Halal : quelles marges de manœuvre pour Herta ?

La Grande Mosquée de Paris au cœur de l’affaire

Rédigé par | Mardi 25 Janvier 2011 à 00:11

           

Mauvais buzz pour Herta. Des traces d’ADN de porc auraient été découvertes dans ses Knacki de volaille « halal » et c’est toute la communauté musulmane qui s'émeut de cette tromperie. Après Herta, nul doute que de nouvelles révélations incriminant d’autres marques vont suivre et que des têtes vont tomber, nettoyant un temps soit peu le marché de l’agroalimentaire du faux-halal. En attendant, Herta va bien devoir trouver une stratégie pour se sortir de la polémique et la Grande Mosquée de Paris pourrait bien en faire les frais.



Source photo : requia.canalblog.com
Source photo : requia.canalblog.com
Le halal est depuis longtemps confronté à plusieurs visions, souvent conflictuels. Cependant, ces visions se heurtent désormais à des enjeux économiques et industriels trop importants, vidant de sa substance la véritable notion du halal. Car plus qu’une mode de consommation, le halal est un principe permettant aux musulmans de se conformer et d’obéir aux règles édictées par Dieu. Pour les marques, on ne joue pas la philanthropie : le halal n’est ni plus ni moins qu’un business.

Comme tant d’autres, Nestlé a flairé le bon filon en investissant dans le halal à l’étranger, notamment en Malaisie et au Moyen-Orient. En France, plutôt que de créer une nouvelle marque, elle a simplement décidé de faire de Herta son tremplin vers le halal, alors même que celle-ci est traditionnellement associée à des produits à base de porc. Nestlé a ainsi souhaité capitaliser sur l’image de savoir-faire de Herta, qui fait d’elle un gage de qualité pour les consommateurs, y compris musulmans. Toutefois, la moindre erreur peut lui coûter cher en termes d’image et de chiffre d’affaires.

Des procédés de production « confidentiels »

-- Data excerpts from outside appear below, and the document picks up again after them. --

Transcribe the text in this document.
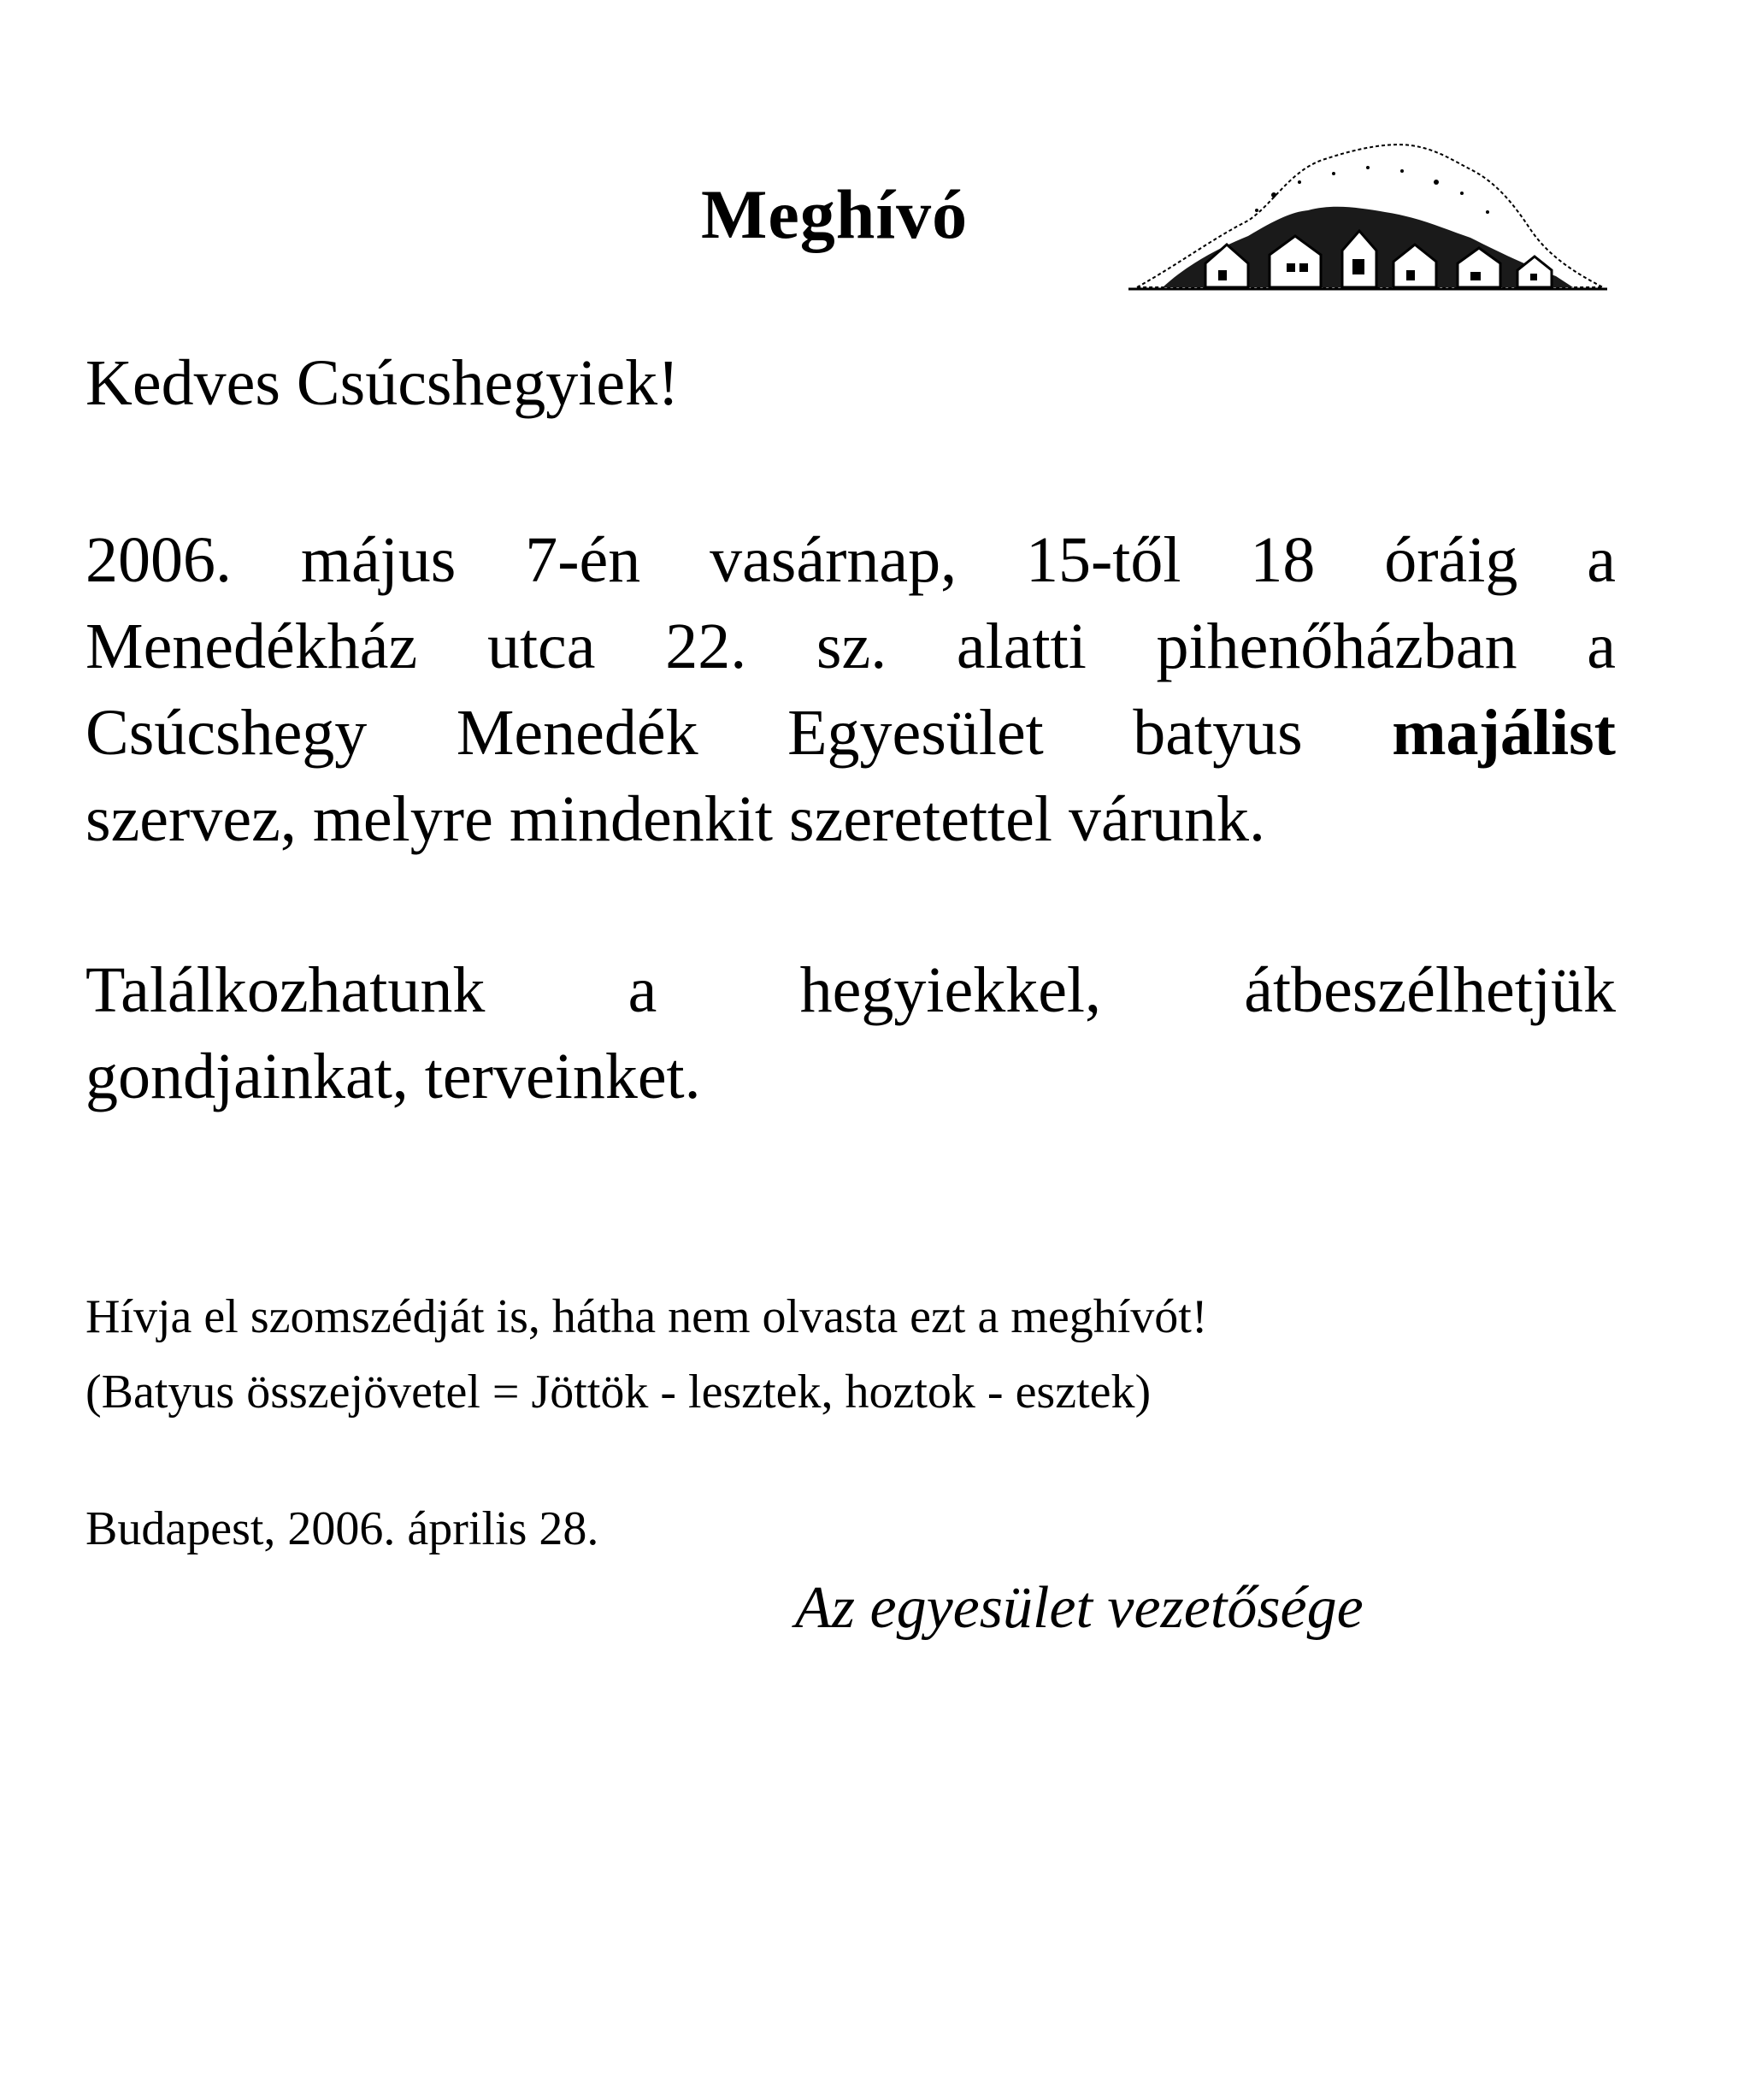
Meghívó

Kedves Csúcshegyiek!

2006. május 7-én vasárnap, 15-től 18 óráig a
Menedékház utca 22. sz. alatti pihenőházban a
Csúcshegy Menedék Egyesület batyus majálist
szervez, melyre mindenkit szeretettel várunk.
Találkozhatunk a hegyiekkel, átbeszélhetjük
gondjainkat, terveinket.

Hívja el szomszédját is, hátha nem olvasta ezt a meghívót!

(Batyus összejövetel = Jöttök - lesztek, hoztok - esztek)

Budapest, 2006. április 28.

Az egyesület vezetősége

Il est de notoriété que la chaîne de production des produits « halal » se doit d'être différente de celle des produits conventionnels. Mais est-ce le cas pour Herta ? Pas sûr, sinon comment expliquer les traces de porc dans les Knacki « halal » ? A cette question, Valérie Berrebi, du service de communication de Nestlé, a simplement déclaré à Saphirnews que les procédés de production sont « confidentiels ». Une réponse qui a de quoi laisser sa clientèle dans le flou total.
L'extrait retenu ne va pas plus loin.